Göttingen und Hannover: „Natürliche Partner“

Die Aufgaben eines solchen Zentrums sollen im Workshop vorgestellt werden, die Antragstellung bei weiteren Treffen erarbeitet werden. Im Dezember 2019 muss der Antrag bei der Deutschen Krebsgesellschaft vorliegen. MHH-Präsident Prof. Michael P. Manns erklärte, Göttingen und Hannover seien „natürliche Partner“. Das Angebot der beiden Uni-Kliniken ergänze sich optimal. Insofern seien beide in der Lage, „aus eins plus eins mehr als zwei zu machen“, gab Manns sich optimistisch.
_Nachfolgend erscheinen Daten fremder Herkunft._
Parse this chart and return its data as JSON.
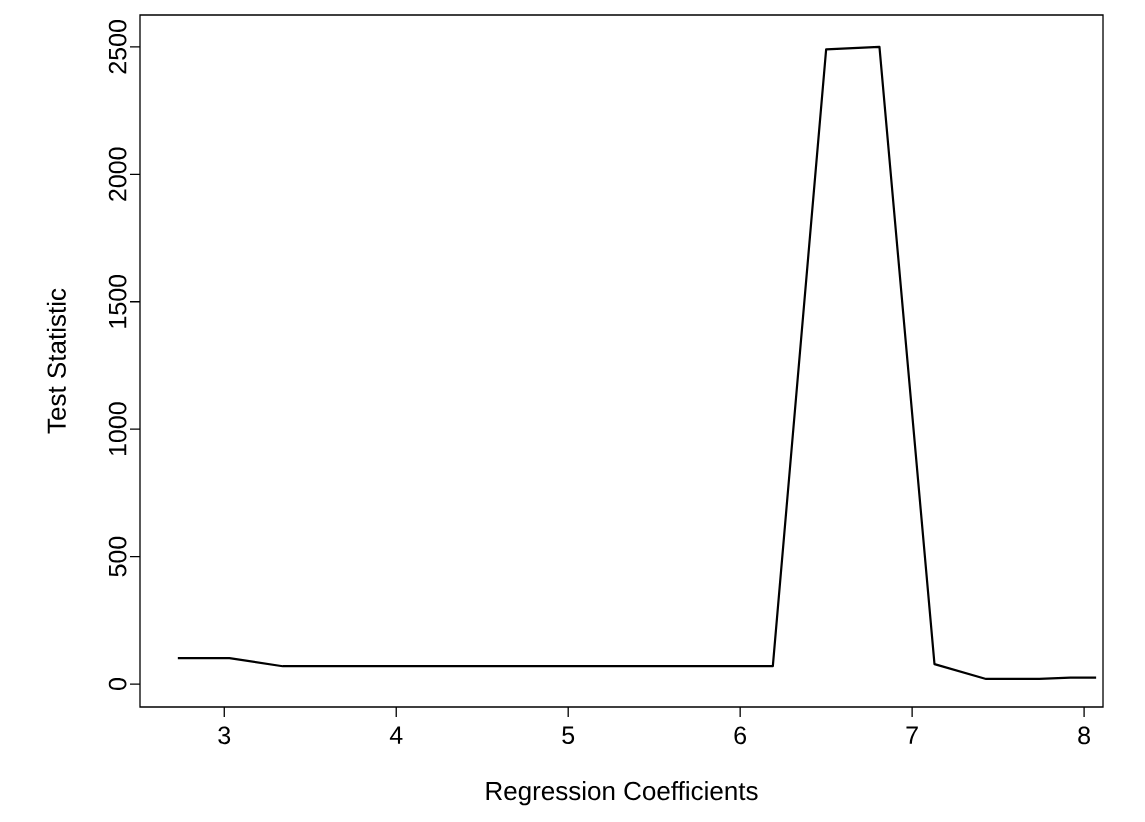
{
  "chart_data": {
    "type": "line",
    "xlabel": "Regression Coefficients",
    "ylabel": "Test Statistic",
    "x": [
      2.73,
      3.03,
      3.34,
      6.19,
      6.5,
      6.81,
      7.13,
      7.43,
      7.74,
      7.92,
      8.07
    ],
    "series": [
      {
        "color": "#000000",
        "values": [
          102,
          102,
          70,
          70,
          2490,
          2500,
          78,
          20,
          20,
          25,
          25
        ]
      }
    ],
    "xlim": [
      2.51,
      8.11
    ],
    "ylim": [
      -90,
      2625
    ],
    "xticks": [
      3,
      4,
      5,
      6,
      7,
      8
    ],
    "yticks": [
      0,
      500,
      1000,
      1500,
      2000,
      2500
    ],
    "grid": false,
    "marker": "none",
    "line_style": "solid"
  }
}
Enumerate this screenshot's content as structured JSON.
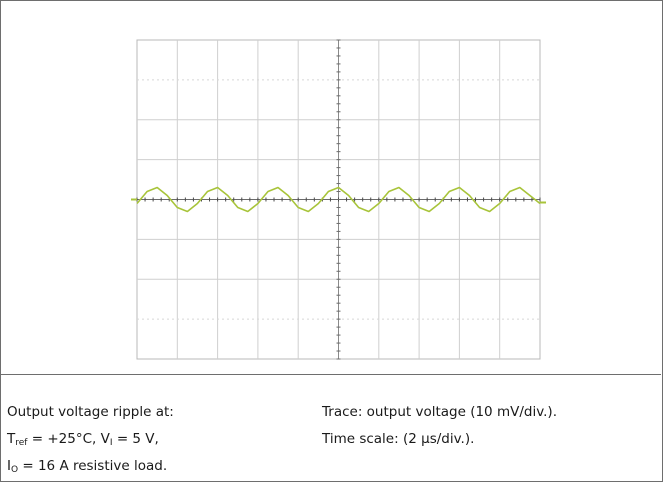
{
  "caption": {
    "left": [
      {
        "text": "Output voltage ripple at:"
      },
      {
        "sym": "T",
        "sub": "ref",
        "text": " = +25°C, ",
        "sym2": "V",
        "sub2": "I",
        "text2": " = 5 V,"
      },
      {
        "sym": "I",
        "sub": "O",
        "text": " = 16 A resistive load."
      }
    ],
    "right": [
      "Trace: output voltage (10 mV/div.).",
      "Time scale: (2 µs/div.)."
    ]
  },
  "chart_data": {
    "type": "line",
    "grid": true,
    "divisions": {
      "x": 10,
      "y": 8
    },
    "x_unit": "µs",
    "x_per_div": 2,
    "y_unit": "mV",
    "y_per_div": 10,
    "xlim": [
      -10,
      10
    ],
    "ylim": [
      -40,
      40
    ],
    "trace_color": "#a8c43a",
    "series": [
      {
        "x": [
          -10,
          -9.5,
          -9,
          -8.5,
          -8,
          -7.5,
          -7,
          -6.5,
          -6,
          -5.5,
          -5,
          -4.5,
          -4,
          -3.5,
          -3,
          -2.5,
          -2,
          -1.5,
          -1,
          -0.5,
          0,
          0.5,
          1,
          1.5,
          2,
          2.5,
          3,
          3.5,
          4,
          4.5,
          5,
          5.5,
          6,
          6.5,
          7,
          7.5,
          8,
          8.5,
          9,
          9.5,
          10
        ],
        "values": [
          -1,
          2,
          3,
          1,
          -2,
          -3,
          -1,
          2,
          3,
          1,
          -2,
          -3,
          -1,
          2,
          3,
          1,
          -2,
          -3,
          -1,
          2,
          3,
          1,
          -2,
          -3,
          -1,
          2,
          3,
          1,
          -2,
          -3,
          -1,
          2,
          3,
          1,
          -2,
          -3,
          -1,
          2,
          3,
          1,
          -1
        ]
      }
    ]
  }
}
In Göttingen wird die „Etablierung eines überregionalen Molekularen Tumorboards des CCC-Niedersachsen“ während des Workshops Thema sein. Beispiele aus Freiburg und Heidelberg, wo Onkologische Spitzenzentren existieren, werden vorgestellt. Die Molekularen Tumorboards sind Bestandteil nur der Spitzenzentren, die mit sechs Einheiten ausgestattet sind: Biobank, klinische Studien, Krankenversorgung, Akademie, Genomforschung und Molekulare Tumorboards.
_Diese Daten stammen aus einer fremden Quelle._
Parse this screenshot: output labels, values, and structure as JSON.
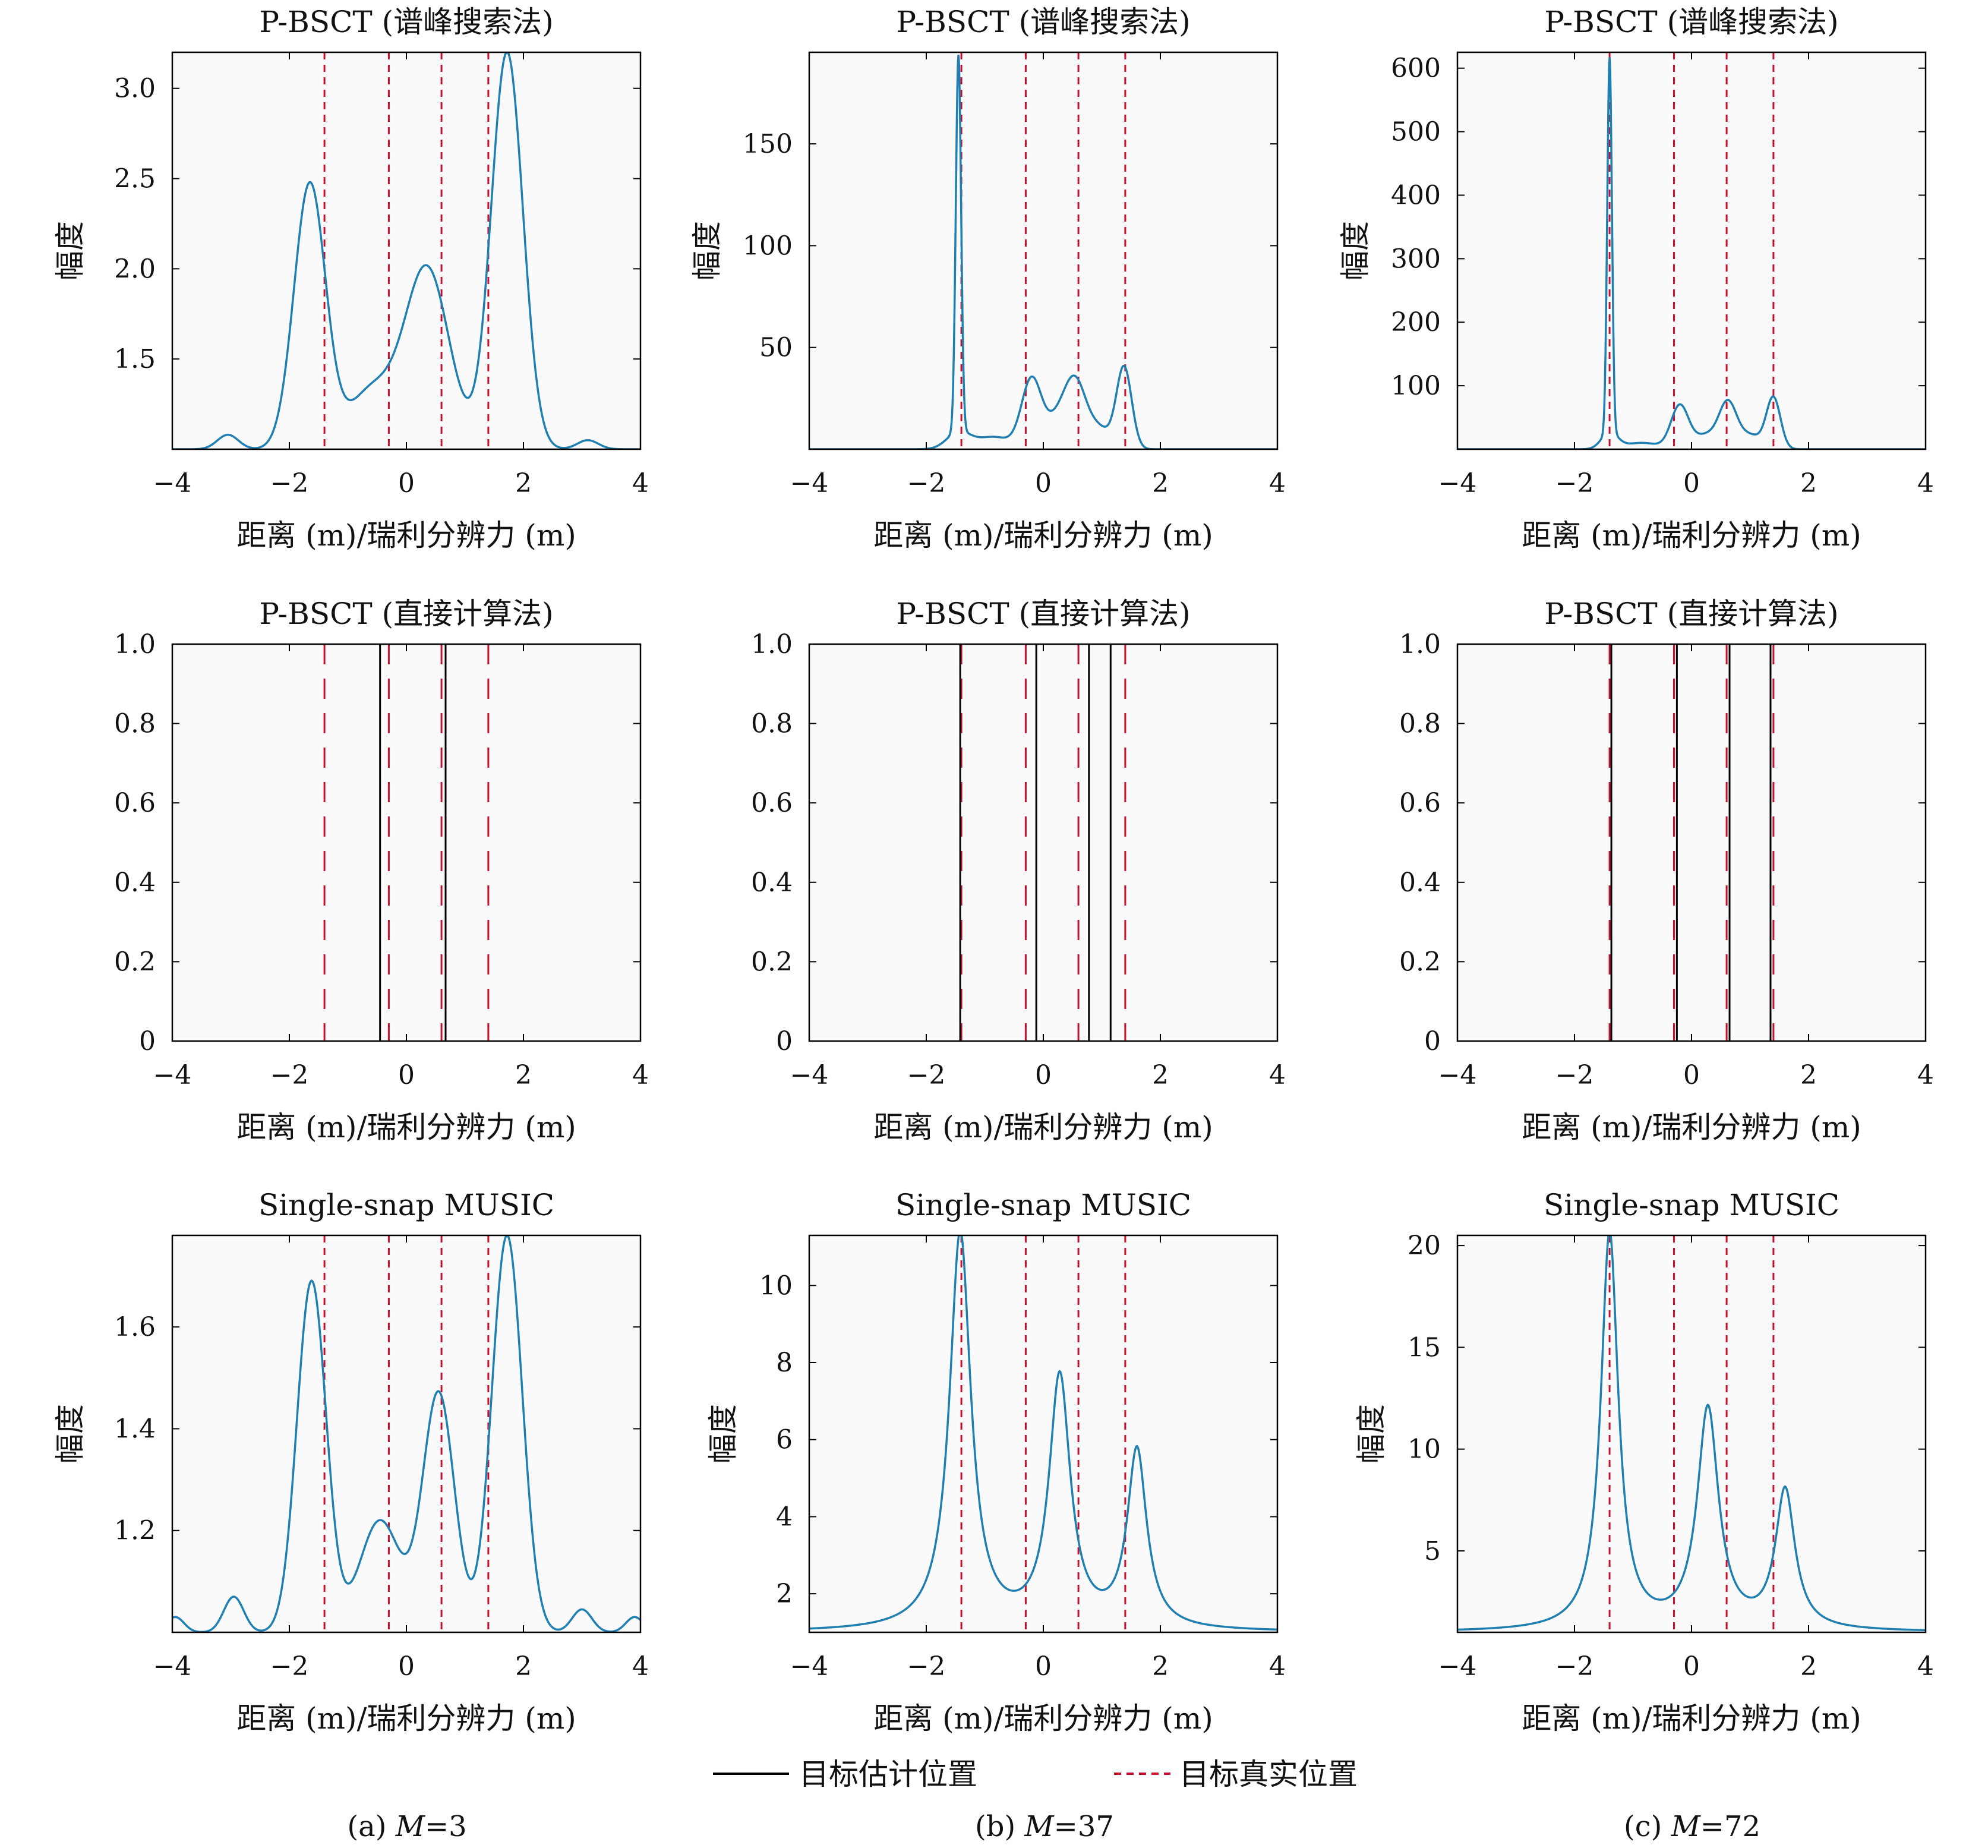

Hildesheim und Braunschweig sind dabei

Das dreistufige Modell der Deutschen Krebshilfe sieht neben den Spitzenzentren auch Onkologische Zentren und Organkrebszentren vor. Mit denen in Hildesheim und Braunschweig wollen die MHH und die UMG kooperieren, sagte Prof. Volker Ellenrieder. Der Direktor des UMG Krebszentrums (G-CCC für Goettingen Comprehensive Cancer Centrum), betonte, dass mit einem Spitzenzentrum an den Universitätskliniken Göttingen und Hannover eine „erstklassige Versorgung der Krebspatienten in ganz Niedersachsen“ geschaffen werde.
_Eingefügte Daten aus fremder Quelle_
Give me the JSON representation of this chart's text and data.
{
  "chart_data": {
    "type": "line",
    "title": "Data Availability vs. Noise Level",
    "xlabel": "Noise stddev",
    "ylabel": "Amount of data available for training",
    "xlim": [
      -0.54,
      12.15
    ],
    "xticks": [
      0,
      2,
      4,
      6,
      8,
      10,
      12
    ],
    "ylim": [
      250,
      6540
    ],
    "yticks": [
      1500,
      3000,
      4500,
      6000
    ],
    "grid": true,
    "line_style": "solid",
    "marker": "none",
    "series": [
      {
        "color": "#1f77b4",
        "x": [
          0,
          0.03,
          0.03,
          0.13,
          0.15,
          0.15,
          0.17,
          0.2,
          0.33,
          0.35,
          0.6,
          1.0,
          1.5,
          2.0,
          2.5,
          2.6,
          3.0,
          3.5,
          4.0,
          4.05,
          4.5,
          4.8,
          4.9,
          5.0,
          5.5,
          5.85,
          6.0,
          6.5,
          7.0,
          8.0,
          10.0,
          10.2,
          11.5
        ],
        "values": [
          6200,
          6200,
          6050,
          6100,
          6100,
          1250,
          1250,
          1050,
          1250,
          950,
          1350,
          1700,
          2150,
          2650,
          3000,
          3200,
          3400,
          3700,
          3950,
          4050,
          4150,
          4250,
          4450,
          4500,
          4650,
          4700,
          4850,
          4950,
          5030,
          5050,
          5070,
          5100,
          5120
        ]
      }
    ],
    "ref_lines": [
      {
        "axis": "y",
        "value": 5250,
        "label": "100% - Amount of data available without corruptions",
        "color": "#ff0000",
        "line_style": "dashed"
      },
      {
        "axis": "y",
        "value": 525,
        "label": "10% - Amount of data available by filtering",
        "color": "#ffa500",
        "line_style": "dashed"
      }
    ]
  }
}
An den Spitzenzentren werde mit den Möglichkeiten der Molekularen Tumorboards die Bestimmung der Medikamente nach molekularer Diagnostik die Regel. Unter anderem kann so erkannt werden, welche durch Krebs ausgelöste Mutation dominant ist und deswegen zuerst zu bekämpfen, so Ellenrieder.

Anschubfinanzierung vom Land

Wissenschaftsminister Thümler hatte bereits beim UMG-Jahresempfang im November 2018 dem Kooperationsprojekt Unterstützung zugesagt: Das Land Niedersachsen stelle für die Antragstellung eines gemeinsam von UMG und MHH zu gründenden Onkologischen Spitzenzentrums eine Anschubfinanzierung für den Aufbau der Infrastruktur bereit. Sie beträgt eine Million Euro pro Jahr und gilt für fünf Jahre, für die UMG 2,5 Millionen Euro.